Ignite: set global_step from checkpoint

Created on 3 Mar 2020  ·  7Comments  ·  Source: pytorch/ignite

❓ Questions/Help/Support

Hello, I wonder how am I suppose to set the global_step from checkpoint for handlers?

Specifically, i would like to have most of the handlers in tensorboard logger using engine.state.iteration as global step.
Since engine.state.iteration is reset when i do engine.run. I had to create my own counter (like the following), which basically add an offset to current iteration, and pass it to all the global_step_transform arguments in output handler.

class global_step_counter:
    def __init__(self, resume_from_iter):
        self.resume_from_iter = resume_from_iter
        return 
    def set_starting_val(self, new_val):
        self.resume_from_iter = new_val
        return 
    def __call__(self, engine):
        return engine.state.iteration + self.resume_from_iter

However, i realize the following handlers does not provide global_step_transform option

  • OptimizerParamsHandler
  • WeightsScalarHandler
  • GradsScalarHandler
  • WeightsHistHandler
  • GradsHistHandler
    Instead, they use get_event_attrib_value to get the global_step, which would make this variable inconsistent with others

Thank you

question

All 7 comments

Hi @Luhan-Cheng, could you detail your use-case please?

We provide global_step_transform to transform the global_step for evaluators as their internal state is not related to the trainer's one.

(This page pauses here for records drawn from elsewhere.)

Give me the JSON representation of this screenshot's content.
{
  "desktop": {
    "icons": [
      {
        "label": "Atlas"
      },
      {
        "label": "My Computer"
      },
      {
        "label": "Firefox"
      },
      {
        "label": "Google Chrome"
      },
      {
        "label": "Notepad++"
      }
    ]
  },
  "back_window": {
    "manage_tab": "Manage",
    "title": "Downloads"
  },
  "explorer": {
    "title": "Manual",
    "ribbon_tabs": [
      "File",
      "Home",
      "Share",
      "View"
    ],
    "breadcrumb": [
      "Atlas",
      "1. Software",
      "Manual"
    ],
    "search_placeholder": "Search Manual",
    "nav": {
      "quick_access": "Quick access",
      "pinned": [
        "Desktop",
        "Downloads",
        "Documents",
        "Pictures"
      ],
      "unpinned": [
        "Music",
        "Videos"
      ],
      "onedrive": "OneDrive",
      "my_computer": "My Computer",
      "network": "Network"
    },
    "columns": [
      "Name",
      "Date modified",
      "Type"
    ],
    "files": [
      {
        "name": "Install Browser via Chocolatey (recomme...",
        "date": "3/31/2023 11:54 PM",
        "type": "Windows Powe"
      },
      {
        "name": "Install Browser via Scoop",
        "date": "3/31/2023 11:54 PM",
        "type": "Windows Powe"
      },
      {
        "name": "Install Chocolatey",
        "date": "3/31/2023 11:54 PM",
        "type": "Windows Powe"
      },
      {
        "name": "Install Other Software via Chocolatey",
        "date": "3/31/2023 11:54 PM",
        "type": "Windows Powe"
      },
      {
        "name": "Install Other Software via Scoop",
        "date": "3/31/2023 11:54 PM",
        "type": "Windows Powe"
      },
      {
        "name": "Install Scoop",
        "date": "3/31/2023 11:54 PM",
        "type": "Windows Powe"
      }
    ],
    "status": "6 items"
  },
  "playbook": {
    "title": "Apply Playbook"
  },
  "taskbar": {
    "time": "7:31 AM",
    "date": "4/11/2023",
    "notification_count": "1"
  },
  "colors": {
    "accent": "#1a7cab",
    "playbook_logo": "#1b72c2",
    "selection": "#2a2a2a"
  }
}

So, it means if we attach a handler to an evaluator without global_step_transform like that

tb_logger.attach(
    evaluator, 
    log_handler=OutputHandler(
        tag="training",
        metric_names=["nll", "accuracy"],
        # For illustration purposes, without global_step_transform
        # global_step_transform=global_step_from_engine(trainer)
    ),
    event_name=Events.EPOCH_COMPLETED
)

we will log values always with global step equal 1 as evaluator runs once over validation dataset (1 epoch).
In order, to provide additional info from the trainer who counts training epochs/iterations we set global_step_transform=global_step_from_engine(trainer) as in all our examples : https://pytorch.org/ignite/master/contrib/handlers.html#ignite.contrib.handlers.tensorboard_logger.TensorboardLogger

Other handlers you cited

OptimizerParamsHandler
WeightsScalarHandler
GradsScalarHandler
WeightsHistHandler
GradsHistHandler

are normally attached to the trainer, so automatically they have global step defined by the training.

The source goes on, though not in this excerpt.